Actually at Side but rather how we felt at Ucagiz, "The Glums"
Fortunately they took only cash, nothing else was touched, not even credit cards and mobile phones, but a slightly un-nerving and costly experience all the same. My suspicion is that it was local youths who realised that credit cards and mobiles were too easily identifiable in such a small place. How much are those stand alone, small, burglar alarms? There was little point in reporting it to the authorities but we did tell Hassan before departing, his reaction led us to believe we were not the first victims.
Hassan's restaurant
From here it was a sail upwind to Kas. A three hour beat which left us arriving at dusk. Night fell just as we anchored in the bay at Bayindir Limani, one and a half miles south of Kas. Sadly my favourite part of this anchorage, the westerly corner, was full of gullets, hence we had to accept second best. It was quiet and tranquil though and good for one night.

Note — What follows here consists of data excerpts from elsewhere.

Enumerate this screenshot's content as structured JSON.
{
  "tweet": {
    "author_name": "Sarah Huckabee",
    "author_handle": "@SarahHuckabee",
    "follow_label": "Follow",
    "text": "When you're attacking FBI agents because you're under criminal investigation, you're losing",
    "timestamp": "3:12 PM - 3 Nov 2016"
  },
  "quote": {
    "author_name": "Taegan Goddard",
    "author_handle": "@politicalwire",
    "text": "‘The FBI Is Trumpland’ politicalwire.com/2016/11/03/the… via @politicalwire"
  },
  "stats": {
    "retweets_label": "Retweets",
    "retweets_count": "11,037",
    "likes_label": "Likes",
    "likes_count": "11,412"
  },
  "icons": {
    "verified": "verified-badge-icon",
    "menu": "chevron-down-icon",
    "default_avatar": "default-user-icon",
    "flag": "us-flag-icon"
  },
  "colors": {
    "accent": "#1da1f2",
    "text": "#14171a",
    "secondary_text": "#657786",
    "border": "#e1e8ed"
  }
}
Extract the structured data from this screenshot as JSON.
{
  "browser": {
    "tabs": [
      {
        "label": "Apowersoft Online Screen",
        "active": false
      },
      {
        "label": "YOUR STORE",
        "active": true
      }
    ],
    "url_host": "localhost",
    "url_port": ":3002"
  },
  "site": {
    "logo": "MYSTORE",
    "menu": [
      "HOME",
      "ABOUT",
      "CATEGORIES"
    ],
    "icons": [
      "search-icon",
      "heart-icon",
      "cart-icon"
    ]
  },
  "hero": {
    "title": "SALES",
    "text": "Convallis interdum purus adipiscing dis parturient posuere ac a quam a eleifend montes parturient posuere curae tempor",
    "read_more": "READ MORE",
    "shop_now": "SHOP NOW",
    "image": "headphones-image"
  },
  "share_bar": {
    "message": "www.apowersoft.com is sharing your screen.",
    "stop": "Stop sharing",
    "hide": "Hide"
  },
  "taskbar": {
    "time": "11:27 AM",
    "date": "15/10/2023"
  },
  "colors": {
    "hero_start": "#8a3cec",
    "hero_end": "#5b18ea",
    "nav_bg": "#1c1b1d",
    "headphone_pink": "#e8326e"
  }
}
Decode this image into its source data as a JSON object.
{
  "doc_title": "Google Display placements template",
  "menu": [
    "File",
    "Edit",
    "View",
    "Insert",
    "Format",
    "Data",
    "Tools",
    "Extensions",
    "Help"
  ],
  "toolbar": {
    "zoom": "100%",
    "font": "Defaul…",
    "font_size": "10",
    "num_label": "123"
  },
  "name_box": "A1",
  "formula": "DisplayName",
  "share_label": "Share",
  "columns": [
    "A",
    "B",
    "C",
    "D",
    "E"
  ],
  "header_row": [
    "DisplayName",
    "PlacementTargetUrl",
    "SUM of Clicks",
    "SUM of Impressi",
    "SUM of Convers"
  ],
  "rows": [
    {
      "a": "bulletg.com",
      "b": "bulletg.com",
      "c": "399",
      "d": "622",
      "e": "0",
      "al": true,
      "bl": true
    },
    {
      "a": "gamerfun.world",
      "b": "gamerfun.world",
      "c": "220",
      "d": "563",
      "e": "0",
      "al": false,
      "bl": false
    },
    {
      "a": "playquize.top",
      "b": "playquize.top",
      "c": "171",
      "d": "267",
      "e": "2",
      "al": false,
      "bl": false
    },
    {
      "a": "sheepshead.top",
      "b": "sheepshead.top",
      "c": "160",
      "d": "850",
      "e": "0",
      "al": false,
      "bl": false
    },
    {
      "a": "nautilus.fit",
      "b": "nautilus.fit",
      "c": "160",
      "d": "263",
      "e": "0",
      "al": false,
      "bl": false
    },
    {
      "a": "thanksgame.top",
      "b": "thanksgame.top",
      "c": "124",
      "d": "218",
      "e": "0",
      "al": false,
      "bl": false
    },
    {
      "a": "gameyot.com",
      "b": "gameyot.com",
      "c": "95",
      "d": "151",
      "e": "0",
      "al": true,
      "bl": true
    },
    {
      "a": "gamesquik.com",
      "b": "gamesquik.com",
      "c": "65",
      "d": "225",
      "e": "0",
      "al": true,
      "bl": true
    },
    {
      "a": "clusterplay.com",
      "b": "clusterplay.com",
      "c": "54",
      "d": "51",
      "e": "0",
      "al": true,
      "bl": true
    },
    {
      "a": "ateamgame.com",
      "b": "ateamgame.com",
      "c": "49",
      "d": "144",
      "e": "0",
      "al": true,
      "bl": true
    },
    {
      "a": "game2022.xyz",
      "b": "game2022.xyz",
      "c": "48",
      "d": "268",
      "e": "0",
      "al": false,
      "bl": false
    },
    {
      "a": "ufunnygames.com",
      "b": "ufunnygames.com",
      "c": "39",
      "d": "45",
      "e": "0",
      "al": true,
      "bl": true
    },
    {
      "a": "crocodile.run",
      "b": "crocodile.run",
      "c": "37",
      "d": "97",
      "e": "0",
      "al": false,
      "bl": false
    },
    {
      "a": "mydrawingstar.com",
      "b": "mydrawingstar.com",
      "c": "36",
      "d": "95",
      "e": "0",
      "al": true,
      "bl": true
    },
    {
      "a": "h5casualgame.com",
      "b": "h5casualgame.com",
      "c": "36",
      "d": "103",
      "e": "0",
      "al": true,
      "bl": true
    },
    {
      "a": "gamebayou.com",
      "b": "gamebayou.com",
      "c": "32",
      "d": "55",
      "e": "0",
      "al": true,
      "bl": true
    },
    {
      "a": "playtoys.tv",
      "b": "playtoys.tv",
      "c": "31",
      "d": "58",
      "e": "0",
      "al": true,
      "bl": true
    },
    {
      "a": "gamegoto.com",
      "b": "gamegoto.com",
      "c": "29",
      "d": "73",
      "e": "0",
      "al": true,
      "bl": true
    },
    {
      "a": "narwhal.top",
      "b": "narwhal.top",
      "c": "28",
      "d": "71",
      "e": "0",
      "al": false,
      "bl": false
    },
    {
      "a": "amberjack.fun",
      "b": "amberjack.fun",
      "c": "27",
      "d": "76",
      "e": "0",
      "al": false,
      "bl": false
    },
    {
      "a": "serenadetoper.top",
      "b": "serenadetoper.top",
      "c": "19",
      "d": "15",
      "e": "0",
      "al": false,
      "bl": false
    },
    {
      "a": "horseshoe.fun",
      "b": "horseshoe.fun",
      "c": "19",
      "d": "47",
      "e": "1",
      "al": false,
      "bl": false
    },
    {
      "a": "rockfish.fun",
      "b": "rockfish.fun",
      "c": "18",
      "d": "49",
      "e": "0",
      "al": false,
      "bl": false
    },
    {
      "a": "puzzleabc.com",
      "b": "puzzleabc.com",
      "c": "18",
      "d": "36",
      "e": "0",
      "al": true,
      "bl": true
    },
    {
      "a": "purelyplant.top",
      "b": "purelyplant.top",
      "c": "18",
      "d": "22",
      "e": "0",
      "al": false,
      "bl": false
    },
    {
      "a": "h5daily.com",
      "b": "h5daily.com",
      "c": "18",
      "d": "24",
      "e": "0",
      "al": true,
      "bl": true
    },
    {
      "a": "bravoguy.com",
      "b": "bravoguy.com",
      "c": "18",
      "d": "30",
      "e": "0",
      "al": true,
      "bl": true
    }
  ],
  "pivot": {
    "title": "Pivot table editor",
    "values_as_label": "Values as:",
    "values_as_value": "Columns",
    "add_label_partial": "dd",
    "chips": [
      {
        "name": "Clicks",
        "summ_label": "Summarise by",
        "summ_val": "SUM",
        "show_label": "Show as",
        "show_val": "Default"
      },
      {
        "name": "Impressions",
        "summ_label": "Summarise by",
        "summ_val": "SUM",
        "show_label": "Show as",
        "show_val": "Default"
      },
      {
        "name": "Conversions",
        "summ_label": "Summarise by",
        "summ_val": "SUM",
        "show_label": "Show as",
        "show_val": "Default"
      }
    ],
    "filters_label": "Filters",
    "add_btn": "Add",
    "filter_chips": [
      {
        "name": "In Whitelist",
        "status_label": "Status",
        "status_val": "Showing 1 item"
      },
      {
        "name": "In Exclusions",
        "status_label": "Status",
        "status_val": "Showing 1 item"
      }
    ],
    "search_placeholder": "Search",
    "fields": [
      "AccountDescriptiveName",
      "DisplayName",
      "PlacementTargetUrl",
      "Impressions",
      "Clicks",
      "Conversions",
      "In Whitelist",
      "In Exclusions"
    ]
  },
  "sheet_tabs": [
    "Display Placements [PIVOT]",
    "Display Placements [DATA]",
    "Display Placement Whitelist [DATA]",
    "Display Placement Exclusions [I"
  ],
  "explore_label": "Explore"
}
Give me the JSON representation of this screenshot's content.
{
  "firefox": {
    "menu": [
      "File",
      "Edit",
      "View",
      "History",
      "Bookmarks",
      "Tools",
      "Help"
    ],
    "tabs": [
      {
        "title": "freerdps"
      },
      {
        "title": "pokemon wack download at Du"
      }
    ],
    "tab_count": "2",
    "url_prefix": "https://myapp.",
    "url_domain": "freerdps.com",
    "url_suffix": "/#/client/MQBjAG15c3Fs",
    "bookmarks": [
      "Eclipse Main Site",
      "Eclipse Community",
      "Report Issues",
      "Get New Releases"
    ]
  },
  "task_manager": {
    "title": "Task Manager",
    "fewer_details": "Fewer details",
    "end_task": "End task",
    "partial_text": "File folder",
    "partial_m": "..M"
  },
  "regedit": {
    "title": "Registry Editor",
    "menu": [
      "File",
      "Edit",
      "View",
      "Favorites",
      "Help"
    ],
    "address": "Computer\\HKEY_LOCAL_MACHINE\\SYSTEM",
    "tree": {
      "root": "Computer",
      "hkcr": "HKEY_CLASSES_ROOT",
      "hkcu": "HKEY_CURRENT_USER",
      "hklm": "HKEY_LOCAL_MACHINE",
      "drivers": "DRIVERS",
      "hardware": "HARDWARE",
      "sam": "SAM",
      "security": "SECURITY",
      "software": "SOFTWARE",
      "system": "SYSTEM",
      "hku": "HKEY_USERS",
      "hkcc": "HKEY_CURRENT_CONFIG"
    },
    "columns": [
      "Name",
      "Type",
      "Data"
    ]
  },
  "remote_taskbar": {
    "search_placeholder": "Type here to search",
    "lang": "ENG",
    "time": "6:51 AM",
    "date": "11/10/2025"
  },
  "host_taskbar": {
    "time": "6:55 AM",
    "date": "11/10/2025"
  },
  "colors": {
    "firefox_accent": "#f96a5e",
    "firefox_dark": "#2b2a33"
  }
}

To acquire the chandlery missed at Finike we decided to motor the five miles to Kas marina whilst at the same time giving the batteries a charge. An hour later we were alongside in Kas, (none of the problems of Finike), where we visited marina office, chandlery, Bankomat and supermarket in that order. An hour later we were on our way again heading for Kalkan 12 miles west. As we were leaving the “marinaio” (marina staff) warned us that the forecast had been updated and that force 7 westerlies were imminent. Just our luck; and he was right! By the time we exited the deep bay where the marina is sited it was blowing force 7 directly from our destination. Four hours later we anchored in Yesilkoy Limani, a bay one mile west of Kalkan harbour, wet and ready for a late lunch.
Just before sunset we wanted to move into the harbour ready for Christoph's departure, he had an airport transfer booked for 0030 from the harbour car park. Today was to be a day when nothing was going to be simple! On entering the harbour, just as the sun set, it was obvious that the harbour was full to bursting and short of Med-mooring in the second row out from the jetty there were no other options if we wanted to stay. We decided we didn't! We headed back to the anchorage, had supper and then came back into the harbour, to drop Christoph off on the bows of another boat, at midnight. He caught his taxi and I headed back to the anchorage single handed for the first time since returning from UK.
Two days later I am still here, anchored in the bay, and enjoying catching up on maintenance. The next guests arrive late on Saturday; hence I will have another attempt at getting into the harbour on Friday; and we will be away Sunday morning.
The next blog article will be after we depart.